Quick facts and figures
What is the European Bioinformatics Institute?
- The European Bioinformatics Institute (EMBL-EBI) is Europe's hub for big data in biology.
- EMBL-EBI was established in 1994 on the Genome Campus near Cambridge in the UK, and is part of the European Molecular Biology Laboratory (EMBL).
- We have over 500 members of staff, including PhD students, postdocs, senior scientists, software developers, scientific data curators, grants officers, user experience analysts and many others.
What is bioinformatics?
Bioinformatics is the application of computer technology to the storage, management and analysis of data from life science experiments. One of the biggest challenges in biology today is analysing the massive volumes of data created in “high-throughput” experiments, for example DNA sequencing. Bioinformatics makes it possible to extract meaningful information from a sea of data. It provides the means to pull together many different kinds of information so that we can begin piecing together the great puzzle of how biological systems work.

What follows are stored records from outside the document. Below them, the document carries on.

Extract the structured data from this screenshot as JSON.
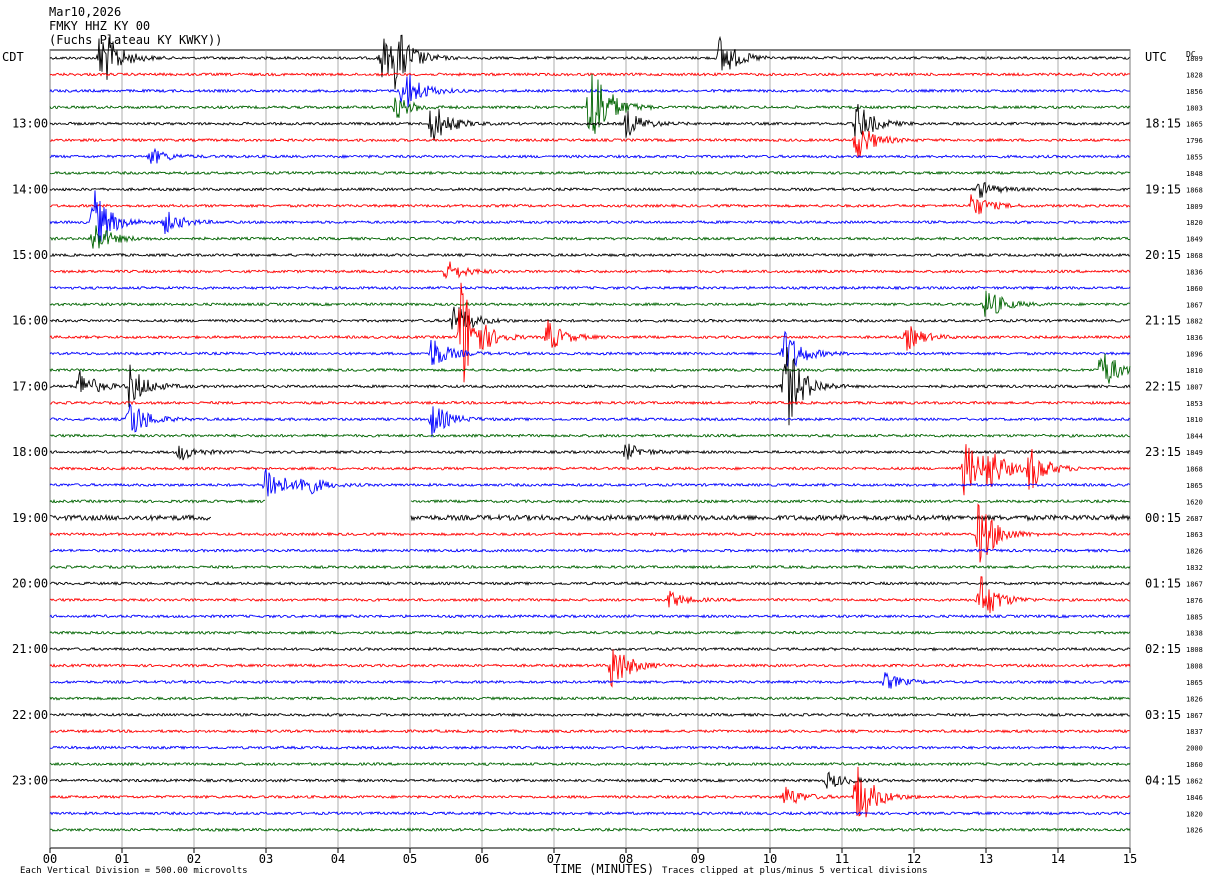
{
  "header": {
    "date": "Mar10,2026",
    "station": "FMKY HHZ KY 00",
    "network": "(Fuchs Plateau KY KWKY))"
  },
  "axis": {
    "left_tz": "CDT",
    "right_tz": "UTC",
    "dc_label": "DC",
    "xlabel": "TIME (MINUTES)"
  },
  "footer": {
    "scale": "Each Vertical Division =  500.00 microvolts",
    "clip": "Traces clipped at plus/minus 5 vertical divisions"
  },
  "colors": [
    "#000000",
    "#ff0000",
    "#0000ff",
    "#006400"
  ],
  "chart_data": {
    "type": "line",
    "xlim": [
      0,
      15
    ],
    "x_ticks": [
      "00",
      "01",
      "02",
      "03",
      "04",
      "05",
      "06",
      "07",
      "08",
      "09",
      "10",
      "11",
      "12",
      "13",
      "14",
      "15"
    ],
    "left_time_labels": [
      "13:00",
      "14:00",
      "15:00",
      "16:00",
      "17:00",
      "18:00",
      "19:00",
      "20:00",
      "21:00",
      "22:00",
      "23:00"
    ],
    "right_time_labels": [
      "18:15",
      "19:15",
      "20:15",
      "21:15",
      "22:15",
      "23:15",
      "00:15",
      "01:15",
      "02:15",
      "03:15",
      "04:15"
    ],
    "dc_values": [
      "1809",
      "1828",
      "1856",
      "1803",
      "1865",
      "1796",
      "1855",
      "1848",
      "1868",
      "1809",
      "1820",
      "1849",
      "1868",
      "1836",
      "1860",
      "1867",
      "1882",
      "1836",
      "1896",
      "1810",
      "1807",
      "1853",
      "1810",
      "1844",
      "1849",
      "1868",
      "1865",
      "1620",
      "2687",
      "1863",
      "1826",
      "1832",
      "1867",
      "1876",
      "1885",
      "1838",
      "1808",
      "1808",
      "1865",
      "1826",
      "1867",
      "1837",
      "2000",
      "1860",
      "1862",
      "1846",
      "1820",
      "1826"
    ],
    "gaps": [
      {
        "trace": 27,
        "from_min": 3.0,
        "to_min": 5.0
      },
      {
        "trace": 28,
        "from_min": 2.25,
        "to_min": 5.0
      }
    ],
    "events": [
      {
        "trace": 0,
        "min": 0.7,
        "amp": 2.5
      },
      {
        "trace": 0,
        "min": 4.6,
        "amp": 1.6
      },
      {
        "trace": 0,
        "min": 4.8,
        "amp": 1.8
      },
      {
        "trace": 0,
        "min": 9.3,
        "amp": 1.6
      },
      {
        "trace": 2,
        "min": 4.9,
        "amp": 1.8
      },
      {
        "trace": 3,
        "min": 7.5,
        "amp": 4.0
      },
      {
        "trace": 3,
        "min": 4.8,
        "amp": 0.8
      },
      {
        "trace": 4,
        "min": 5.3,
        "amp": 1.6
      },
      {
        "trace": 4,
        "min": 8.0,
        "amp": 1.0
      },
      {
        "trace": 4,
        "min": 11.2,
        "amp": 1.5
      },
      {
        "trace": 5,
        "min": 11.2,
        "amp": 1.4
      },
      {
        "trace": 6,
        "min": 1.4,
        "amp": 0.6
      },
      {
        "trace": 8,
        "min": 12.9,
        "amp": 0.6
      },
      {
        "trace": 9,
        "min": 12.8,
        "amp": 0.9
      },
      {
        "trace": 10,
        "min": 0.6,
        "amp": 2.4
      },
      {
        "trace": 10,
        "min": 1.6,
        "amp": 0.8
      },
      {
        "trace": 11,
        "min": 0.6,
        "amp": 1.2
      },
      {
        "trace": 13,
        "min": 5.5,
        "amp": 0.8
      },
      {
        "trace": 15,
        "min": 13.0,
        "amp": 1.2
      },
      {
        "trace": 16,
        "min": 5.6,
        "amp": 1.4
      },
      {
        "trace": 17,
        "min": 5.7,
        "amp": 4.5
      },
      {
        "trace": 17,
        "min": 6.9,
        "amp": 1.2
      },
      {
        "trace": 17,
        "min": 11.9,
        "amp": 0.9
      },
      {
        "trace": 18,
        "min": 5.3,
        "amp": 1.2
      },
      {
        "trace": 18,
        "min": 10.2,
        "amp": 1.8
      },
      {
        "trace": 19,
        "min": 14.6,
        "amp": 1.6
      },
      {
        "trace": 20,
        "min": 0.4,
        "amp": 1.2
      },
      {
        "trace": 20,
        "min": 1.1,
        "amp": 1.5
      },
      {
        "trace": 20,
        "min": 10.2,
        "amp": 3.5
      },
      {
        "trace": 22,
        "min": 1.1,
        "amp": 1.6
      },
      {
        "trace": 22,
        "min": 5.3,
        "amp": 1.2
      },
      {
        "trace": 24,
        "min": 1.8,
        "amp": 0.6
      },
      {
        "trace": 24,
        "min": 8.0,
        "amp": 0.6
      },
      {
        "trace": 25,
        "min": 12.7,
        "amp": 2.0
      },
      {
        "trace": 25,
        "min": 13.0,
        "amp": 1.6
      },
      {
        "trace": 25,
        "min": 13.6,
        "amp": 1.6
      },
      {
        "trace": 26,
        "min": 3.0,
        "amp": 1.6
      },
      {
        "trace": 26,
        "min": 3.5,
        "amp": 0.9
      },
      {
        "trace": 29,
        "min": 12.9,
        "amp": 2.5
      },
      {
        "trace": 33,
        "min": 12.9,
        "amp": 2.0
      },
      {
        "trace": 33,
        "min": 8.6,
        "amp": 0.6
      },
      {
        "trace": 37,
        "min": 7.8,
        "amp": 1.8
      },
      {
        "trace": 38,
        "min": 11.6,
        "amp": 0.6
      },
      {
        "trace": 45,
        "min": 11.2,
        "amp": 2.5
      },
      {
        "trace": 45,
        "min": 10.2,
        "amp": 0.8
      },
      {
        "trace": 44,
        "min": 10.8,
        "amp": 0.6
      }
    ]
  }
}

Some basics about bioinformatics
- The storage capacity of computing hardware doubles every 18 months but new biological data are doubling every 9 months. These rates are increasing.
- The cost of sequencing has fallen dramatically, and the major bottleneck in life science research today is data analysis.
- Users of Europe’s biological databases range from clinical specialists to environmental researchers and computer scientists.
- The EMBL-EBI website is visited by approximately 11,000 unique IP, or web addresses, a day. That could represent many more people because, just like phone numbers, an IP address might represent an individual or an entire organisation.
- The data storage capacity of EMBL-EBI is approximately 40 petabytes (PB, or 1x1015 bytes).
What is EMBL?
The European Molecular Biology Laboratory (EMBL) is at the forefront of innovation in life sciences research, technology development and transfer, and provides outstanding training and services to the scientific community in its member states. This publicly funded, non-profit institute is housed at five sites in Europe whose expertise covers the whole spectrum of molecular biology.
EMBL research units: Heidelberg, Germany (EMBL headquarters); EMBL-EBI in Hinxton, UK; Grenoble, France; Hamburg, Germany; and Monterotondo, Italy.
EMBL member states: Austria, Belgium, Croatia, Czech Republic, Denmark, Finland, France, Germany, Greece, Iceland, Ireland, Israel, Italy, Luxembourg, the Netherlands, Norway, Portugal, Spain, Sweden, Switzerland and the United Kingdom. Associate member states Argentina and Australia.